By Beth David, Editor
Fairhaven Town Officials are asking Town Meeting to approve a budget with a $450,000 deficit, which means voters will have to approve a Proposition 2 1/2 override in a town-wide ballot. The Select Board is proposing two budgets for Town Meeting on 5/6. And the Finance Committee also submitted a budget.
The SB recommended budget which is contingent upon the override passing, is $58,086,901 and will not require any cuts in service. The “non contingent” budget cuts $450,000 from the recommended budget. It includes a $200,000 cut to the School Department; and cuts $250,000 from salary reserves, which is used for raises and promotions for non-union employees. The original plan had been to take $150K from salary reserves and cut two of the four new firefighters, but the firefighter positions are restored.
The FinCom budget spreads out the cuts, but still takes $200K from the schools and $208,605 from salary reserves, and the rest from public works and tree department.
The cuts to the salary reserves mean that some promotions in the works will not happen, such as an upgrade for the Town Hall Custodian to become a Facilities Manager responsible for all town buildings (except schools), not just town hall.
Ms. Ellison said the deficit is actually $750,000, but the town took $300,000 from Other Post Employment Benefits (OPEB), to lessen the blow to taxpayers.

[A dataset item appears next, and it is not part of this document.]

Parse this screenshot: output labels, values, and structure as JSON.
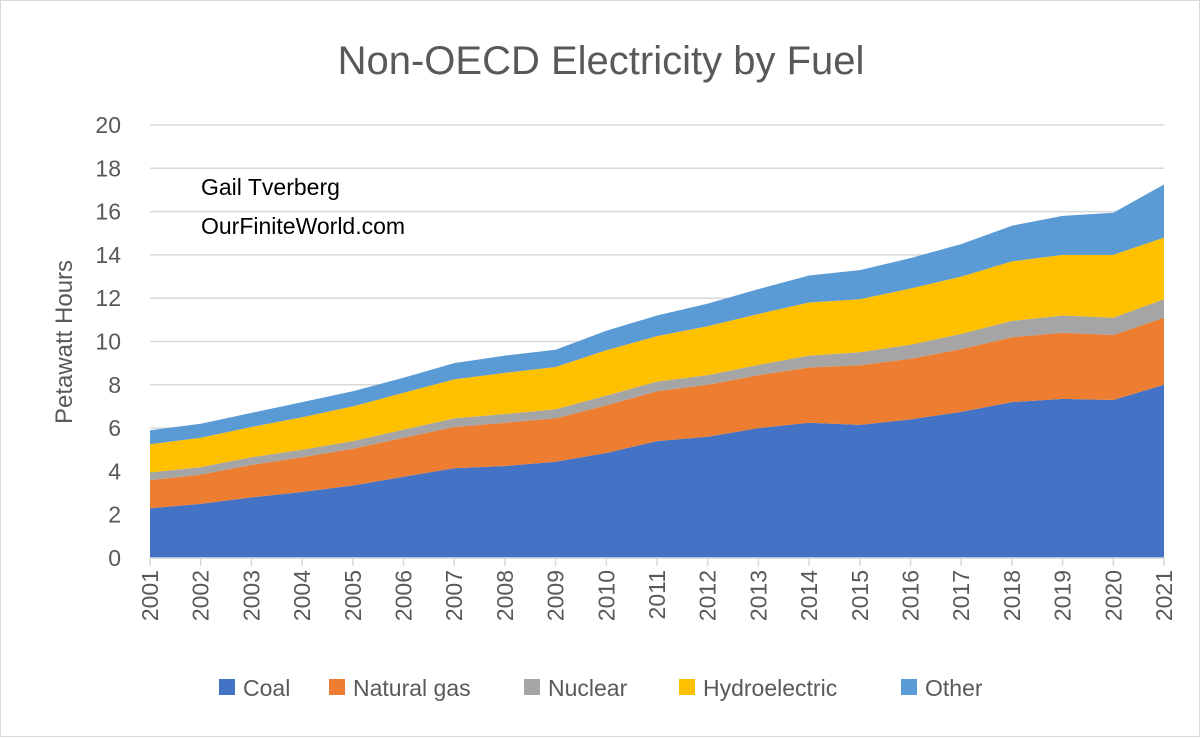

OPEB is a retirement obligation the town has to the state. It is not fully funded, but at some point, it will have to be.

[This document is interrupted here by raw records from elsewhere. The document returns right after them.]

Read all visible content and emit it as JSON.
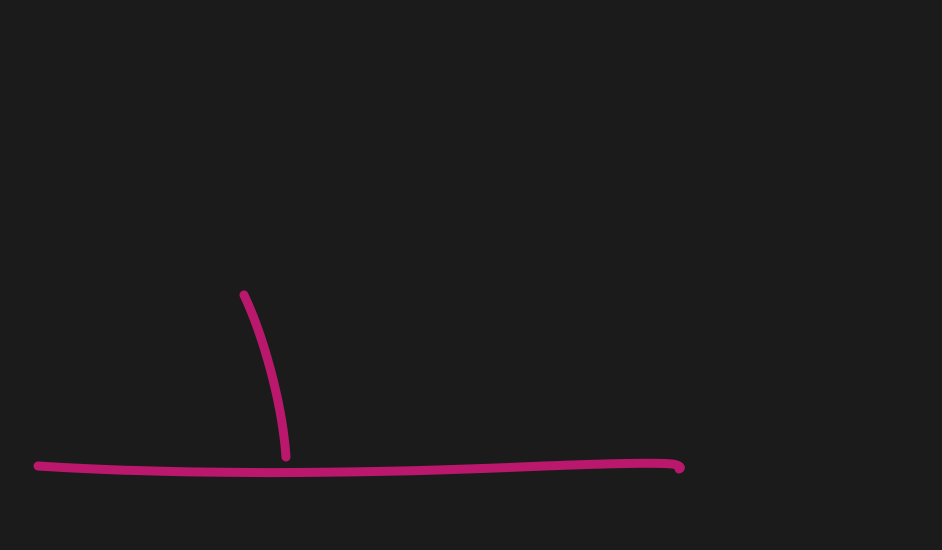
{
  "canvas": {
    "background_color": "#1b1b1b"
  },
  "strokes": {
    "color": "#b9186d",
    "count": 2
  }
}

The town also could use free cash to fund OPEB, but instead used that, along with money from the capital stabilization fund, to pay for the middle school roof. The other option was to borrow the money, which still would have required a Prop 2 1/2 debt exclusion override. The debt exclusion is just for the life of the loan. The operational override is permanent.

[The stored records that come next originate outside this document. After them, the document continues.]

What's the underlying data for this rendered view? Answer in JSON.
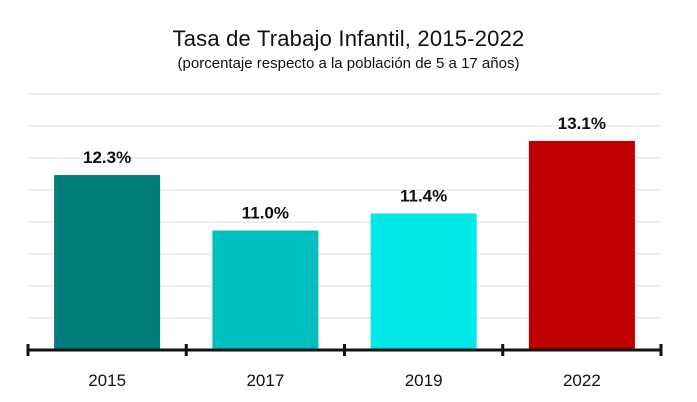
{
  "chart_data": {
    "type": "bar",
    "title": "Tasa de Trabajo Infantil, 2015-2022",
    "subtitle": "(porcentaje respecto a la población de 5 a 17 años)",
    "categories": [
      "2015",
      "2017",
      "2019",
      "2022"
    ],
    "values": [
      12.3,
      11.0,
      11.4,
      13.1
    ],
    "value_labels": [
      "12.3%",
      "11.0%",
      "11.4%",
      "13.1%"
    ],
    "colors": [
      "#007b7b",
      "#00bfbf",
      "#00e8e8",
      "#c00000"
    ],
    "xlabel": "",
    "ylabel": "",
    "ylim": [
      8.2,
      14.2
    ],
    "grid": true
  }
}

Fairhaven is not alone in needing an override this year. A variety of factors has led to the problem throughout Massachusetts. In municipality after municipality that is asking for overrides, the mantra is the same: fixed costs, such as union raises have grown faster than recurring revenue (taxes and fees). Proposition 2 1/2 limits how much cities and towns can raise in property taxes (the tax levy).
Add to that steep inflation and the residual effects of the pandemic, and the financial situation is dire.
Taxpayers may simply say “no” and tell the town to live within its means. But that is only realistic to a point. The town cannot simply decide not to provide services, nor can it simply find a second job or get creative to raise revenue.
Revenue comes from three main sources: State aid, property taxes, and fees from building permits, excise taxes, etc. Fairhaven has raised fees, which should help somewhat for next year, but does not solve this year’s problem. Property taxes are constrained by the limits of Prop 2 1/2. And state aid is decided by Beacon Hill.
“Everything we do impacts somebody,” said Town Administrator Angie Lopes Ellison. “Everything municipal government does, impacts someone, some group. So you can’t just say cut this, or cut that.”
Fairhaven is not alone. Newton tried for a $9,175,000 override, but it failed in the election, although voters approved two debt exclusions for school construction. The schools there have a $6 million operating budget gap.
The town of Dudley passed a $4,846,597 override for operational expenses for the school district and the town; Marblehead is looking for $2 million to $2.5 million; Hingham is looking for $7,890,467; Brookline is looking for $4,995,000; Athol is looking for $895K.
Closer to home, Mattapoisett is asking for an override for a bond issue to pay for road costs, although no amount is specified on the ballot.
The upshot is that most cities and towns are having structural deficits. That occurs when recurring revenues are not enough to cover recurring costs. Some municipalities, including Fairhaven, have used one-tim money, such as free cash, to bridge the gap. But that strategy eventually fails. And that seems to be where many towns are this year.
The election for the override is scheduled for June 5.